A team of researchers led by Makoto Nakamura of Toyama University has developed a device to make superthin threads from live human cells that they hope to turn into organs and blood vessels.
Nakamura, who specializes in regenerative engineering, developed, the device jointly with an Osaka-based machinery company by applying techniques used in textile manufacturing.
The researchers have mixed live human cells with gel and inserted them into the nozzle of a super-thin hole. When they are squeezed out, the cells become a thread as thin as 1/1000 mm in diameter, Nakamura said.
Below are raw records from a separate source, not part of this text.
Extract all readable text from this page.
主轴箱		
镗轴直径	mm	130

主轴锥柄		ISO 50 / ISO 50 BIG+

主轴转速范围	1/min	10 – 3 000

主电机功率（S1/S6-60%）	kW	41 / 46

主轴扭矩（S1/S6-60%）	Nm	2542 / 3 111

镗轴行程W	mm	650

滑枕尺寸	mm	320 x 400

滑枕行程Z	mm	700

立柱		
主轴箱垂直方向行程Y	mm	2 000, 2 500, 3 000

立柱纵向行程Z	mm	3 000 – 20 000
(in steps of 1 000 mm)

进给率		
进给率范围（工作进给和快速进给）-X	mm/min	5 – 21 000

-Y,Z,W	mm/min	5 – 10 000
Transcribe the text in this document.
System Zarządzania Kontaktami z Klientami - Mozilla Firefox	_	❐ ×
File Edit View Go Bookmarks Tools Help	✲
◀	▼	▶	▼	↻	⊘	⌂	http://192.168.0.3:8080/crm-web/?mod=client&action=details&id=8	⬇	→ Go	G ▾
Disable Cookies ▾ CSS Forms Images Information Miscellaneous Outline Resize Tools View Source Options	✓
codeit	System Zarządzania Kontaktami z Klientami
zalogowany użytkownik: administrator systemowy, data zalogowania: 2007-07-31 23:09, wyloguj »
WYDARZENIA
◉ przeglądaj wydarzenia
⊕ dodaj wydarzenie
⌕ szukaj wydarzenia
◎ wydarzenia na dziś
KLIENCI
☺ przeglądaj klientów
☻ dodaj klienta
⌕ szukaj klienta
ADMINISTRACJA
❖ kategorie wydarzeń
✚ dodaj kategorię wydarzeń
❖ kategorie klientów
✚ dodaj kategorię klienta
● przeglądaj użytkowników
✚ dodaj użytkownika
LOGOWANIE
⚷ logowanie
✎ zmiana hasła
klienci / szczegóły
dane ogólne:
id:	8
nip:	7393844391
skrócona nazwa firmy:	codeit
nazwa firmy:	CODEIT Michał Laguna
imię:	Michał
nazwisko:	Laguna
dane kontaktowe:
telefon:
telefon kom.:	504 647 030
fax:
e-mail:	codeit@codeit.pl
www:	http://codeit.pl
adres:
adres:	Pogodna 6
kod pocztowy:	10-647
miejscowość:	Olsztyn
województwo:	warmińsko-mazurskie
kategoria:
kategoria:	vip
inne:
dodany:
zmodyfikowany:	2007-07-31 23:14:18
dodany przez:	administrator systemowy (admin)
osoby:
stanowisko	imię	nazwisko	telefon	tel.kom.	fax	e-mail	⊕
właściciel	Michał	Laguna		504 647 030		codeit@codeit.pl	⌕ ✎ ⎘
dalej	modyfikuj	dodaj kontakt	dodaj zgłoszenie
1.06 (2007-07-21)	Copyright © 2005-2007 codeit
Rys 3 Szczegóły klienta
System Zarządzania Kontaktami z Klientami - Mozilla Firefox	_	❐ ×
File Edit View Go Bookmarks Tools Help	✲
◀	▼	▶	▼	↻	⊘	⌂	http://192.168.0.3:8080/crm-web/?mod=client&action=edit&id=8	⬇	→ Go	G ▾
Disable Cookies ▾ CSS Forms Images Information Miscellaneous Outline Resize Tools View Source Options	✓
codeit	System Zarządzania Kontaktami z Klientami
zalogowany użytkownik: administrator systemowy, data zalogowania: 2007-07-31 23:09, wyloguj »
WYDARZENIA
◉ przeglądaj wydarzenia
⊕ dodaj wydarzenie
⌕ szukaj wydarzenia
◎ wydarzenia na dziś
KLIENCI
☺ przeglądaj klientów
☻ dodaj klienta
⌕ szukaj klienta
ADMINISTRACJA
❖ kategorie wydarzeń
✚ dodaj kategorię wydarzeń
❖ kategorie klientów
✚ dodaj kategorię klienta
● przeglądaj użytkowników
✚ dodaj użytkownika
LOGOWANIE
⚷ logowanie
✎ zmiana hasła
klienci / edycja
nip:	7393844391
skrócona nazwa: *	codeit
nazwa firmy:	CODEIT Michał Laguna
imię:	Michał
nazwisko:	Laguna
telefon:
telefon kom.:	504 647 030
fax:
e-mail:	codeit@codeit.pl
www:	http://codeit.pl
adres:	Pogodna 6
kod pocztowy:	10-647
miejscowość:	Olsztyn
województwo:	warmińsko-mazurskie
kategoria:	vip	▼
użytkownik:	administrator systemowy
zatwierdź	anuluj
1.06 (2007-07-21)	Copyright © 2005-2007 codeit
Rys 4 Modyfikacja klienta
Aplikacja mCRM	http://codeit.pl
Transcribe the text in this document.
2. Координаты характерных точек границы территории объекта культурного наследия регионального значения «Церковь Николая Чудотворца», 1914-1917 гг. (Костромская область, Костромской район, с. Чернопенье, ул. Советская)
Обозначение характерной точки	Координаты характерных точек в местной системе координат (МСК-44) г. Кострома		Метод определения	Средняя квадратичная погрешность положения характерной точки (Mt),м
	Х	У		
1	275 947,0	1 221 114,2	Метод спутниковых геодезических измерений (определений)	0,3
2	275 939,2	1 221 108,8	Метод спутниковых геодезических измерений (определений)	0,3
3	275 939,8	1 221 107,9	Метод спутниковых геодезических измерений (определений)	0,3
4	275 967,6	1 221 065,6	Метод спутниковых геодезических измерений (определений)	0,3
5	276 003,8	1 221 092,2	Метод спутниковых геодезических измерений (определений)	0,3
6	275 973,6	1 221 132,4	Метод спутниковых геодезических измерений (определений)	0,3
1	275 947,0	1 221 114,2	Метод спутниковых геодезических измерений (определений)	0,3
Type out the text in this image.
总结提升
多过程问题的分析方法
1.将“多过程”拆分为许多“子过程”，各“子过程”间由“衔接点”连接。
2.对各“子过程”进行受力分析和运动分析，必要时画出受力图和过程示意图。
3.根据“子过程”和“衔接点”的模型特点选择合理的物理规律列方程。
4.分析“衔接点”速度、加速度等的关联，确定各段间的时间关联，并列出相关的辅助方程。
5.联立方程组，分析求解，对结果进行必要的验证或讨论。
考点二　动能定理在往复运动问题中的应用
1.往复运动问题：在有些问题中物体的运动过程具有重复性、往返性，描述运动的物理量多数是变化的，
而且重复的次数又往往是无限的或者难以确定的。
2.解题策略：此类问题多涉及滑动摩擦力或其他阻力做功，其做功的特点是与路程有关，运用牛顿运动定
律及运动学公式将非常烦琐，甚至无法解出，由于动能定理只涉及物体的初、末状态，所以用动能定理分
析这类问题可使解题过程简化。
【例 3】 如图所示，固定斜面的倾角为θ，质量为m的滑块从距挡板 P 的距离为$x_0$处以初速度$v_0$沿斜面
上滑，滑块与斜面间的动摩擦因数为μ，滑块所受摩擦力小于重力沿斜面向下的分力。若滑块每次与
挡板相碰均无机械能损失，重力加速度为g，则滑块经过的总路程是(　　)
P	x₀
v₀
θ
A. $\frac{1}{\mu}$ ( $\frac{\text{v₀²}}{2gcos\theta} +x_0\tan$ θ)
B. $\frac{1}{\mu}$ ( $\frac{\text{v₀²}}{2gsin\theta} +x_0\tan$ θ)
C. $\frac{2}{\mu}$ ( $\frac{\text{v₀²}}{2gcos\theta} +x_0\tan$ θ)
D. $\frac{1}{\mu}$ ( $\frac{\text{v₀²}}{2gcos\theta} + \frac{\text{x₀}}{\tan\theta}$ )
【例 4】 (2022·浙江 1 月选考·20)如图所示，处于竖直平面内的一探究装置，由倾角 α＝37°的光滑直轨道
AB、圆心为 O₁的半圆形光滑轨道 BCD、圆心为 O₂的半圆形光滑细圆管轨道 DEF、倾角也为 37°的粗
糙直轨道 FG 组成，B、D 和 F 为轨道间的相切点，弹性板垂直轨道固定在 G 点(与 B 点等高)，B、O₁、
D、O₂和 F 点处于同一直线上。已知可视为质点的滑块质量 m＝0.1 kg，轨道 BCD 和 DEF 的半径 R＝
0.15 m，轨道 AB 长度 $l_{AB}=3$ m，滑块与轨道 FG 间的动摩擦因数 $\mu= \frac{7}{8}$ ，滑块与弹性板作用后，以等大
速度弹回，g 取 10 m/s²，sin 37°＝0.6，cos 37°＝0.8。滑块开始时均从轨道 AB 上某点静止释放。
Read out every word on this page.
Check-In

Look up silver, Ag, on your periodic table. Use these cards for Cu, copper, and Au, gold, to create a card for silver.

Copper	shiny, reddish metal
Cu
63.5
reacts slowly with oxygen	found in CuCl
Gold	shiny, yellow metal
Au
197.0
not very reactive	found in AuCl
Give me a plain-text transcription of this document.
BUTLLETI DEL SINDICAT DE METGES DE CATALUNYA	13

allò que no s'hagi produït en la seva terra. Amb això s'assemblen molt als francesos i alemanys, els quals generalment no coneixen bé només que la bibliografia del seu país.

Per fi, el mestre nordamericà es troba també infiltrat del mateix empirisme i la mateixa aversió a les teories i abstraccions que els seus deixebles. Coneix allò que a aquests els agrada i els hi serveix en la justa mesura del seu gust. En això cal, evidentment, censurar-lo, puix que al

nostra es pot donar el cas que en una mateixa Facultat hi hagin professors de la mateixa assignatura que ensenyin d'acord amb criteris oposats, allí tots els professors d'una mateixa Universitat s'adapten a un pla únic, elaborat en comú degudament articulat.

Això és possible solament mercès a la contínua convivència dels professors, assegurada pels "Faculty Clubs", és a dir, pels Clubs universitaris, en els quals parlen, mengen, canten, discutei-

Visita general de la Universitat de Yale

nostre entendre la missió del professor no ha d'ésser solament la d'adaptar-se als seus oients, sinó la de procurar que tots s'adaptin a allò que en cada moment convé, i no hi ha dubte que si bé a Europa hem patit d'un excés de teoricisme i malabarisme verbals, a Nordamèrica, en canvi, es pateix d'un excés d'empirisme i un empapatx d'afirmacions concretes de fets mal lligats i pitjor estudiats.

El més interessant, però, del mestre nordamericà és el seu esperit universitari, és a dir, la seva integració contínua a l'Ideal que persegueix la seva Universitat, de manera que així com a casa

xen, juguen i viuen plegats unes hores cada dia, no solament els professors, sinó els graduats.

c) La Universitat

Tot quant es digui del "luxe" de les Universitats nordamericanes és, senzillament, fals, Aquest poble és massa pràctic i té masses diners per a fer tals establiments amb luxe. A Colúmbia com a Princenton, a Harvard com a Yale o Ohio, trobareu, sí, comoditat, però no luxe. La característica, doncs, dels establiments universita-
The thread can be bundled or woven into three-dimensional objects much like fabric is woven from thread, he added.
“We will be able to avoid transplants if we can create organs from cell-derived threads,” Nakamura said.
Nakamura’s team has already succeeded in turning rat cells into 1 mm-wide threads. The biggest technical challenge at the moment is keeping the cells alive. While the researchers currently use cells taken from organs, they might start using iPS cells in the future. The team’s patent applications are pending.
Nakamura used to be a pediatric surgeon, but turned to regenerative medicine research about 20 years ago with hopes of saving children’s lives by using artificial hearts.
In the past, he has worked on developing 3-D bioprinters modeled after ink-jet printers, by spraying tiny cells and mixing them with gel to change their shape.
“I want to help contribute to the development of regenerative medicine from an engineering approach,” he said.